How does python extend work? - python

If I have a list:
a = [1,2,3,4]
and then add 4 elements using extend
a.extend(range(5,10))
I get
a = [1, 2, 3, 4, 5, 6, 7, 8, 9]
How does python do this? does it create a new list and copy the elements across or does it make 'a' bigger? just concerned that using extend will gobble up memory. I'am also asking as there is a comment in some code I'm revising that extending by 10000 x 100 is quicker than doing it in one block of 1000000.

Python's documentation on it says:
Extend the list by appending all the
items in the given list; equivalent to
a[len(a):] = L.
As to "how" it does it behind the scene, you really needn't concern yourself about it.

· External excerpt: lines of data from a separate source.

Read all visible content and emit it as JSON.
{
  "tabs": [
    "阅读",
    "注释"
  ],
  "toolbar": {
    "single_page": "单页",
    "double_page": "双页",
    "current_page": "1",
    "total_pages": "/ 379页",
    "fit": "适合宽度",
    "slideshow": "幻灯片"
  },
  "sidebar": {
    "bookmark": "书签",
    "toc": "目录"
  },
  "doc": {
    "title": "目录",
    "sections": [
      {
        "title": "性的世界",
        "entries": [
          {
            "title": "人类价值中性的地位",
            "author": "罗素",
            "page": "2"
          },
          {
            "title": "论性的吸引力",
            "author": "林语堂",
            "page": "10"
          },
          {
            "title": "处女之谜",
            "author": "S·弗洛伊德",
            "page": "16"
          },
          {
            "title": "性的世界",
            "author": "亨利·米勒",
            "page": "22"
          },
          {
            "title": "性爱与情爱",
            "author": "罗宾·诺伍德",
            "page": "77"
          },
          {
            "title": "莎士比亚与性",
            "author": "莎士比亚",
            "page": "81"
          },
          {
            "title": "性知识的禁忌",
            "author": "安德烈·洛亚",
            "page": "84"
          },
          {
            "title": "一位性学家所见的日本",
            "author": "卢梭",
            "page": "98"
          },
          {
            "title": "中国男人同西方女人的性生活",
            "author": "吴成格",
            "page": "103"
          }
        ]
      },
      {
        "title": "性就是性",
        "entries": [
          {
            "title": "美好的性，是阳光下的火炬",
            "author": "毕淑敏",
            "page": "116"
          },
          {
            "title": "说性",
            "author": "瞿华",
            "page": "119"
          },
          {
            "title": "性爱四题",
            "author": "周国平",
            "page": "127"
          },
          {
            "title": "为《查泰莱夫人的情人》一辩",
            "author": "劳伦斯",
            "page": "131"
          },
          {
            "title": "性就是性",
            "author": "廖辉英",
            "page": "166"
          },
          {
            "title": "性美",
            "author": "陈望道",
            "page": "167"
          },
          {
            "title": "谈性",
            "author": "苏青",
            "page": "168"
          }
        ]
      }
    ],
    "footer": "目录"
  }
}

L.extend(M) is amortized O(n) where n=len(m), so excessive copying is not usually a problem. The times it can be a problem is when there is not enough space to extend into, so a copy is performed. This is a problem when the list is large and you have limits on how much time is acceptable for an individual extend call.
That is the point when you should look for a more efficient datastructure for your problem. I find it is rarely a problem in practice.
Here is the relevant code from CPython, you can see that extra space is allocated when the list is extended to avoid excessive copying
static PyObject *
listextend(PyListObject *self, PyObject *b)
{
PyObject *it; /* iter(v) */
Py_ssize_t m; /* size of self */
Py_ssize_t n; /* guess for size of b */
Py_ssize_t mn; /* m + n */
Py_ssize_t i;
PyObject *(*iternext)(PyObject *);
/* Special cases:
1) lists and tuples which can use PySequence_Fast ops
2) extending self to self requires making a copy first
*/
if (PyList_CheckExact(b) || PyTuple_CheckExact(b) || (PyObject *)self == b) {
PyObject **src, **dest;
b = PySequence_Fast(b, "argument must be iterable");
if (!b)
return NULL;
n = PySequence_Fast_GET_SIZE(b);
if (n == 0) {
/* short circuit when b is empty */
Py_DECREF(b);
Py_RETURN_NONE;
}
m = Py_SIZE(self);
if (list_resize(self, m + n) == -1) {
Py_DECREF(b);
return NULL;
}
/* note that we may still have self == b here for the
* situation a.extend(a), but the following code works
* in that case too. Just make sure to resize self
* before calling PySequence_Fast_ITEMS.
*/
/* populate the end of self with b's items */
src = PySequence_Fast_ITEMS(b);
dest = self->ob_item + m;
for (i = 0; i < n; i++) {
PyObject *o = src[i];
Py_INCREF(o);
dest[i] = o;
}
Py_DECREF(b);
Py_RETURN_NONE;
}
it = PyObject_GetIter(b);
if (it == NULL)
return NULL;
iternext = *it->ob_type->tp_iternext;
/* Guess a result list size. */
n = _PyObject_LengthHint(b, 8);
if (n == -1) {
Py_DECREF(it);
return NULL;
}
m = Py_SIZE(self);
mn = m + n;
if (mn >= m) {
/* Make room. */
if (list_resize(self, mn) == -1)
goto error;
/* Make the list sane again. */
Py_SIZE(self) = m;
}
/* Else m + n overflowed; on the chance that n lied, and there really
* is enough room, ignore it. If n was telling the truth, we'll
* eventually run out of memory during the loop.
*/
/* Run iterator to exhaustion. */
for (;;) {
PyObject *item = iternext(it);
if (item == NULL) {
if (PyErr_Occurred()) {
if (PyErr_ExceptionMatches(PyExc_StopIteration))
PyErr_Clear();
else
goto error;
}
break;
}
if (Py_SIZE(self) < self->allocated) {
/* steals ref */
PyList_SET_ITEM(self, Py_SIZE(self), item);
++Py_SIZE(self);
}
else {
int status = app1(self, item);
Py_DECREF(item); /* append creates a new ref */
if (status < 0)
goto error;
}
}
/* Cut back result list if initial guess was too large. */
if (Py_SIZE(self) < self->allocated)
list_resize(self, Py_SIZE(self)); /* shrinking can't fail */
Py_DECREF(it);
Py_RETURN_NONE;
error:
Py_DECREF(it);
return NULL;
}
PyObject *
_PyList_Extend(PyListObject *self, PyObject *b)
{
return listextend(self, b);
}

It works as if it were defined like this
def extend(lst, iterable):
for x in iterable:
lst.append(x)
This mutates the list, it does not create a copy of it.
Depending on the underlying implementation, append and extend may trigger the list to copy its own data structures but this is normal and nothing to worry about. For example array-based implementations typically grow the underlying array exponentially and need to copy the list of elements when they do so.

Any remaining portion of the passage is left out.